2. sometimes we do want the domain layer to access a dto or a command directly. Sometimes an application service needs access to some infrastructure code. Sometimes we want to query something directly in the UI layer. Sometimes the strict dependency rules we set up don't allow us to do what we want. Instead of relaxing those rules, we put those classes in yet other maven modules that do have the needed dependencies to the dto's, infrastructure, ...
Here's a law: Enforcing dependency rules by separating your application into maven modules always leads to more and more modules just to satisfy those strict rules.

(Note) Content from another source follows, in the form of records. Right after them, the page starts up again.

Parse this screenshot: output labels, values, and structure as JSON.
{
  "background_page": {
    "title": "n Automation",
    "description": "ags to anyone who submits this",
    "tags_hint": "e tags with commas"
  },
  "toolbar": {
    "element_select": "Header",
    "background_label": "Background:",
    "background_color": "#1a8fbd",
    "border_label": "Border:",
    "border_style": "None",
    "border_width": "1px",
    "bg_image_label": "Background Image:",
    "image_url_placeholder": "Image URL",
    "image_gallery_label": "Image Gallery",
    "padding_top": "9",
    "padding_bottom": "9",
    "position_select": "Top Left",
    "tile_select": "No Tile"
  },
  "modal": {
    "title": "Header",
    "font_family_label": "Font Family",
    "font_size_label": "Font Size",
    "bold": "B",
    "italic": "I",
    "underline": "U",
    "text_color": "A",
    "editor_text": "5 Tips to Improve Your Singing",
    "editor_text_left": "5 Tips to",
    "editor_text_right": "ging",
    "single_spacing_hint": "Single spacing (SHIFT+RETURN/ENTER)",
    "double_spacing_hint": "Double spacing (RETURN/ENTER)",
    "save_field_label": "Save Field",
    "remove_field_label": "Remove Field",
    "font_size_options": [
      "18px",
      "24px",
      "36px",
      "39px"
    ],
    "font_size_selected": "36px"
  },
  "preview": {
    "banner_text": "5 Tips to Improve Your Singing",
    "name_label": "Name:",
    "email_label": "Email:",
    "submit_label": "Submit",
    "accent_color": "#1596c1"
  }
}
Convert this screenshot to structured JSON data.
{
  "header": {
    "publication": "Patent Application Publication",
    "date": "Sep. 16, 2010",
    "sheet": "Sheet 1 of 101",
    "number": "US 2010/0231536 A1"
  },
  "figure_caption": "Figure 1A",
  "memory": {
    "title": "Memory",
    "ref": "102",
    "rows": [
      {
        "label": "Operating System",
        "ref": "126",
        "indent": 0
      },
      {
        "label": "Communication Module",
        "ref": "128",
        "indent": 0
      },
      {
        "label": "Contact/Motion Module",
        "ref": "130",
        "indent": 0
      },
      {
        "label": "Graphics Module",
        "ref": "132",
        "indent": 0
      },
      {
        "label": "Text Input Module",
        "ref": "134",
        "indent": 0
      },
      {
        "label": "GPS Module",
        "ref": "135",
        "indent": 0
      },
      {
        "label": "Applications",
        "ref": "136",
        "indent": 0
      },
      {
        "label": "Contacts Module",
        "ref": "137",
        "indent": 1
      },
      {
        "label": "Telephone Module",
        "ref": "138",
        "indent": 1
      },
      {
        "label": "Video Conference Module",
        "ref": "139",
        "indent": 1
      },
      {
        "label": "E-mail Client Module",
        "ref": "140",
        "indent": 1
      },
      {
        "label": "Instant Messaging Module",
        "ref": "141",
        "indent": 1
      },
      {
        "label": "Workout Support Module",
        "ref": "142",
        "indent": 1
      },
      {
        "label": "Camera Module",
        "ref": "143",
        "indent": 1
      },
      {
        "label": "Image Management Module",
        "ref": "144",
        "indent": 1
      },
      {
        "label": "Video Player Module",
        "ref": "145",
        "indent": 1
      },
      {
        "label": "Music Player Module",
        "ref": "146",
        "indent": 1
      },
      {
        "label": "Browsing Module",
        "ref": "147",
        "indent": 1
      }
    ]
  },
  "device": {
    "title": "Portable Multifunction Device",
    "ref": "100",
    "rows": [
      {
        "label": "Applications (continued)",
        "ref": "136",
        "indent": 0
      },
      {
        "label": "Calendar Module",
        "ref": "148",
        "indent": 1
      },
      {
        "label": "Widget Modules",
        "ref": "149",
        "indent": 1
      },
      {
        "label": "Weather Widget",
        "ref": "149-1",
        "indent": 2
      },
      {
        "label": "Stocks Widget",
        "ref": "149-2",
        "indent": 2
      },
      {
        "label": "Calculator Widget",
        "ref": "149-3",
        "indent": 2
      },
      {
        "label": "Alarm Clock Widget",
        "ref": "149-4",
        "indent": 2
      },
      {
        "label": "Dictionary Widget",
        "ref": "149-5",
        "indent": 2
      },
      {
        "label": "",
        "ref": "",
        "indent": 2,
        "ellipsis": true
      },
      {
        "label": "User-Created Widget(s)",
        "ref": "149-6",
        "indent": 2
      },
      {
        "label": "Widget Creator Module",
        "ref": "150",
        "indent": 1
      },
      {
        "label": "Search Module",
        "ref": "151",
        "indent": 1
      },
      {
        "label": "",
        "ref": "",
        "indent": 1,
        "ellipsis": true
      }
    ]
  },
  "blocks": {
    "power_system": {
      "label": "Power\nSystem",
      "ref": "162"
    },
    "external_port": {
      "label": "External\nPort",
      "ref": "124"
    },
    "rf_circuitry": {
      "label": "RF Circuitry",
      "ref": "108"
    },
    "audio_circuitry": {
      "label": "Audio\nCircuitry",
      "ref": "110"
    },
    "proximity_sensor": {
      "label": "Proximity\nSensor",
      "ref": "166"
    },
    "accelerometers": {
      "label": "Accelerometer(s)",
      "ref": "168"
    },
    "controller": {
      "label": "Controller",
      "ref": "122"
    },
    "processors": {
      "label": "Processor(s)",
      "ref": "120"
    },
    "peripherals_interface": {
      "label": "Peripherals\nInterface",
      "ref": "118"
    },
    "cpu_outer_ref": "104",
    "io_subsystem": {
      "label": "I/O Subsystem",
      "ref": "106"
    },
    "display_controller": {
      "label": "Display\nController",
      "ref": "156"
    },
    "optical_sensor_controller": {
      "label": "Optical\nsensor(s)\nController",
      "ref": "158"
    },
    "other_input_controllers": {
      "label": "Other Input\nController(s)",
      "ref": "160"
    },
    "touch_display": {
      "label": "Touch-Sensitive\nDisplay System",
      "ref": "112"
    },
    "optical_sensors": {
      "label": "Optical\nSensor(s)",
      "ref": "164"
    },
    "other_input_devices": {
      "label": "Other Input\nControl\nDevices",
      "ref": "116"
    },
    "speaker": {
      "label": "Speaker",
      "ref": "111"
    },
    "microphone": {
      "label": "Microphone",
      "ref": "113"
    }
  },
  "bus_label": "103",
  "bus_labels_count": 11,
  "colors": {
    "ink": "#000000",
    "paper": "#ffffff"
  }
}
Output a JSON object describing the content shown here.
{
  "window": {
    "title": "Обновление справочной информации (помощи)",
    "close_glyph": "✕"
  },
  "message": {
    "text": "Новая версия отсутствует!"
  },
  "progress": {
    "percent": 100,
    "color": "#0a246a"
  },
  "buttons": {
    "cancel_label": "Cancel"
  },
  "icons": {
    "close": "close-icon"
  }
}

What's even more terrible is that in order to do something simple, like storing a key-value in a database, you need to go through all these layers. You need to start with a post arriving in the UI that translates the key-value into a dto that sends it to an application service that creates a some aggregate and tells a repository to save it. You can't just call some sql in the UI contollers because you just don't have a dependency on a dataSource in your web layer.
What you end up with, is an application that is totally scattered. Your application contains components or bounded contexts, but they're completely spread out over those 140+ modules. You cannot see what pieces belong together to form a component. What started as a noble intention to have a clean separation ends in a big ball of modules.
Over the last 8 years I grew older and hopefully a little wiser. I don't like to separate my code into different maven modules. Especially not by layers. I like to keep all the code together as much as I can.
When I do separate my code it's done by functionality, by component, by bounded context. Inside a maven module you would have code that belongs in the UI layer, the application layer, the domain layer and the infrastructure layer. I still have those layers, but it's indicated by putting them in different packages.
Oooohh, but can't some junior developer do something stupid like directly use an implementation of a repository instead of the interface? The answer is yes. Developers can do stupid things. But they can do stupid things in the 140+ module project too. Chances are they will do far more stupid things in a complicated project than in one that is separated by functionality.
Ok.
Here's the problem.
Those projects that I worked on when I was a junior, are still around. In the meantime a new generation of developers has arrived and they're working on that same codebase, taking the same patterns that were used back then as a reference of how things should be done, making the same mistakes and assuming having a lot of maven modules is the right thing to do when you're doing some serious programming.
Here's another problem:
I don't seem to be able to sell the idea - maven modules per component instead of per layer - to most of my colleagues. They seem so indoctrinated by separating software into maven modules by layers that they don't see the wreckage it does to the clarity of the program. The idea that we need to provide these strict rules in order to obey the dependency inversion principle is so strong that they don't understand that it's detrimental to the maintainability of the code.
Truth be told, because of this doctrine, I never even worked an a software project that was not separated by layers. I was just never able to convince my colleagues to do otherwise. But I really hope to do so. Very soon. Because it's the best protection against the ever increasing entropy in our codebase.